# Can you use square roots to solve all quadratic equations?

Dec 22, 2014

If the question is about using the square root directly against the equation, the answer is definitely NO.

However, with certain transformation of a given equation into a different but equivalent form it is possible. Here is the idea.

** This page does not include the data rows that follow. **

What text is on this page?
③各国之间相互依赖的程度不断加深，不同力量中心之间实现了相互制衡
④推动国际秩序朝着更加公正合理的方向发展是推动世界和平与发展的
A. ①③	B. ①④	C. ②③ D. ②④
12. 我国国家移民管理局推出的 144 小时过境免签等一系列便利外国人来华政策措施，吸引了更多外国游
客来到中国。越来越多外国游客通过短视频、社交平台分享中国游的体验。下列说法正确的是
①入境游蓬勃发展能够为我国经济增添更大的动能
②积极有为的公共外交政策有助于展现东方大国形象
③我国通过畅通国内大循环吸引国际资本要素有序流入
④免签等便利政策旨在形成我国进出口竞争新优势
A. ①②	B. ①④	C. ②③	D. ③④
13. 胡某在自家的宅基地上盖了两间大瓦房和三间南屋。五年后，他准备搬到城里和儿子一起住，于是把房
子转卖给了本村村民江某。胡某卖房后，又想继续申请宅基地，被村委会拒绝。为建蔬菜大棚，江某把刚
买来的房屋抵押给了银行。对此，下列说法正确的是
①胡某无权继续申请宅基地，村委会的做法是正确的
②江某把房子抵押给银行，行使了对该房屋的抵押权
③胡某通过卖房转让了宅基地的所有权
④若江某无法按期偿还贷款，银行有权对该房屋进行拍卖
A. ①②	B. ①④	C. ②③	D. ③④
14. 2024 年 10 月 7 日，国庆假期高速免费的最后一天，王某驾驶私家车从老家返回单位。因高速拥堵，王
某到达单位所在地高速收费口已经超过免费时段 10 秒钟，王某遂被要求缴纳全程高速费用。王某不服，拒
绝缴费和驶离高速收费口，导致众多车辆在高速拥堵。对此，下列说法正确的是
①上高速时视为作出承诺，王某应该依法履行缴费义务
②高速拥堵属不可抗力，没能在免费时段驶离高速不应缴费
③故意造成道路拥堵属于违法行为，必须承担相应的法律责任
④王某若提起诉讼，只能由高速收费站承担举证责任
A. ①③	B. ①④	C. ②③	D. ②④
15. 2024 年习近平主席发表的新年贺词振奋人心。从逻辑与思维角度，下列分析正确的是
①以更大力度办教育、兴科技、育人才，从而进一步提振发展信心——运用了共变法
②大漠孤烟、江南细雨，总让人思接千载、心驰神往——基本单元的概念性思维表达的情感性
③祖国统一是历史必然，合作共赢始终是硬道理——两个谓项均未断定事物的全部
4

Assume, for example, the same equation as analyzed in the previous answer:
${x}^{2} + x = 63$

If we could transform it to something like ${y}^{2} = b$ then the square root of both sides would deliver a solution.
So, let's transform our equation to this form.
Expression ${x}^{2} + x$ is not a square of anything, but ${x}^{2} + x + \frac{1}{4}$ is a square of $x + \frac{1}{2}$ because
${\left(x + \frac{1}{2}\right)}^{2} = {x}^{2} + 2 \cdot x \cdot \frac{1}{2} + \frac{1}{4} = {x}^{2} + x + \frac{1}{4}$

Therefore, it is reasonable to transform the original equation into
${\left(x + \frac{1}{2}\right)}^{2} - \frac{1}{4} = 63$ or
${\left(x + \frac{1}{2}\right)}^{2} = \frac{253}{4}$
From the last equation, which is absolutely equivalent to the original one, using the operation of the square root, we derive two linear equations:
$x + \frac{1}{2} = \frac{\sqrt{253}}{2}$ and $x + \frac{1}{2} = - \frac{\sqrt{253}}{2}$

So, two solutions are:
$x = \frac{- 1 + \sqrt{253}}{2}$ and $x = \frac{- 1 - \sqrt{253}}{2}$

The above method is pretty universal and handy if you don't remember a formula for solutions of a quadratic equation. Let me illustrate this with another example.
$- 3 {x}^{2} + 2 x + 8 = 0$

Step 1. Divide everything by $- 3$ to have ${x}^{2}$ with a multiplier $1$:
${x}^{2} - \frac{2}{3} x - \frac{8}{3} = 0$

Step 2. Since a coefficient at $x$ is $- \frac{2}{3}$, use ${\left(x - \frac{1}{3}\right)}^{2}$ in a transformed equation:
${\left(x - \frac{1}{3}\right)}^{2} - \frac{1}{9} - \frac{8}{3} = 0$ or
${\left(x - \frac{1}{3}\right)}^{2} = \frac{25}{9}$

Step 3. Use square root:
$x - \frac{1}{3} = \frac{5}{3}$ and $x - \frac{1}{3} = - \frac{5}{3}$

Step 4. Solutions:
$x = \frac{6}{3} = 2$ and $x = - \frac{4}{3}$